You have a bunch of constructors being defined like
glam.SomeName = function(param){}
Would it be OK to convert them into regular named functions since that'll make it cleaner to export?
It'd look like
var util = require("util");
var SuperClass = require("../core/someSuperClass");
module.exports = SomeName;
util.inherits(SomeName,SuperClass);
function SomeName(params){ /* etc ... */}
OK here's where I display my ignorance: does that mean it all has to get run through browserify and that will somehow turn it into glam.SomeName?
It's a usage issue as in, I want to be able to say var sn = new glam.SomeName(params). Will that still work? If not, I need to know what the pattern would be (and there will be a ton of code to convert from using new)
Yeah, so each file will now export the thing that it's defining. At the top level in src, there will be index.js. It'll look something like:
module.exports = {
AnimationService: require("./animations/animationService"),
Interpolator: require("./animations/interpolator");
/* etc ... */
}
Then libraries using this will have code that looks like:
var glam = require("glam");
glam.AnimationService({whatever:"here"});
Internally, all the individual modules will just require the file that they want directly.
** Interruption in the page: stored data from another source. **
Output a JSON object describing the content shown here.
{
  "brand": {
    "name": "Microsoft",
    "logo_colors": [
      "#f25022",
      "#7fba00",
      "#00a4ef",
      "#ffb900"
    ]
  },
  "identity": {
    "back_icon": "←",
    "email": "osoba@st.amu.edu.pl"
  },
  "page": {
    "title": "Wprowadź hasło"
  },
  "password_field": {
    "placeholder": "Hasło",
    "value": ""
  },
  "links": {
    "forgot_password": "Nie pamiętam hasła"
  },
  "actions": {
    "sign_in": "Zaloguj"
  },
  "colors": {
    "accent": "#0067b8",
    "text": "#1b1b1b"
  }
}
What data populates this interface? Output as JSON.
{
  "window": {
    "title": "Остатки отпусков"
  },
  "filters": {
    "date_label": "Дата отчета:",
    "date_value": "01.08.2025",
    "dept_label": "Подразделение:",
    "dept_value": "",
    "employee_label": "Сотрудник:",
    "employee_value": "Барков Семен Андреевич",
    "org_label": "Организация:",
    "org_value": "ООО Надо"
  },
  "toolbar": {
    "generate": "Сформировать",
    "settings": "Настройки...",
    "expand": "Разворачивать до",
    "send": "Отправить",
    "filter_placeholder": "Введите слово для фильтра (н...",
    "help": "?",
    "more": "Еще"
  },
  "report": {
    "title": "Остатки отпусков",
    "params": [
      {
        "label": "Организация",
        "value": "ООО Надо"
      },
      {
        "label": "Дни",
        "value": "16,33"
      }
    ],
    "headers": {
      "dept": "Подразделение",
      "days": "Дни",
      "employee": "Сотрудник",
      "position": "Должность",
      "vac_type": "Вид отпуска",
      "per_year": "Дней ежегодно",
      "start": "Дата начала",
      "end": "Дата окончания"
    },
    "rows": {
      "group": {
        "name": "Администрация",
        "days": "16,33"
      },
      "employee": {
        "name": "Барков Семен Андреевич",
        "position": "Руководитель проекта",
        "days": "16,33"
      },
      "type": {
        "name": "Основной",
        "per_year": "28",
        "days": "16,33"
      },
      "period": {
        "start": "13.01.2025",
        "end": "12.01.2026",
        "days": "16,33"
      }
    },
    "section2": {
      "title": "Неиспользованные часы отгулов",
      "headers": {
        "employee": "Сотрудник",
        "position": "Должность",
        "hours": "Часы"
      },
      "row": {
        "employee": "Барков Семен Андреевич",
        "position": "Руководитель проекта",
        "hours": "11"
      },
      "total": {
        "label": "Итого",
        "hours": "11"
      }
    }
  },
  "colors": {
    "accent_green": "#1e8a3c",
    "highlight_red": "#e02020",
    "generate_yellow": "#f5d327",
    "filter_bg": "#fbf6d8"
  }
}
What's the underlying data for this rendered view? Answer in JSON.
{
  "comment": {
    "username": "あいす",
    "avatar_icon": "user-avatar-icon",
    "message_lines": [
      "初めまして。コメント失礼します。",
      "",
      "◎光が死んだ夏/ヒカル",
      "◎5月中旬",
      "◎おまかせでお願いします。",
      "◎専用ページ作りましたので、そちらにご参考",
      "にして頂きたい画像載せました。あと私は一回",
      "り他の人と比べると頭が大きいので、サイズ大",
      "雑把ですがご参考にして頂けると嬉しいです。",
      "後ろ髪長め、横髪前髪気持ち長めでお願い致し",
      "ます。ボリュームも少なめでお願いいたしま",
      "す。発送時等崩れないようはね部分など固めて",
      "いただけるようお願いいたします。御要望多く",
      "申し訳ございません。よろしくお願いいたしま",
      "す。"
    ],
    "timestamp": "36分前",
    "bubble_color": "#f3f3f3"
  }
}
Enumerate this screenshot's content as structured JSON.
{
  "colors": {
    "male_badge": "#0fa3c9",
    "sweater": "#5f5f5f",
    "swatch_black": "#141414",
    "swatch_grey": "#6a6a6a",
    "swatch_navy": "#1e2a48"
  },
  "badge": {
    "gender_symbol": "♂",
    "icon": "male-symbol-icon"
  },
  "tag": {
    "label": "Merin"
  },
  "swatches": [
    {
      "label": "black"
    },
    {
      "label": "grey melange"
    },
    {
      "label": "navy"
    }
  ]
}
The API should stay exactly the same, it's just that the way it's all linked together will be a bit different from what you have with the closure compiler.
The compiled bundle will expose the global glam, if needed, and the bundle itself will actually be both AMD and CommonJS compatible as well. More details on how the bundle will be compiled are here.
As long as the API surface stays the same, I'm down with it.
Oh and what happens with debugging... you'll see the generated source? Or use source maps?
Yeah, browserify supports source maps.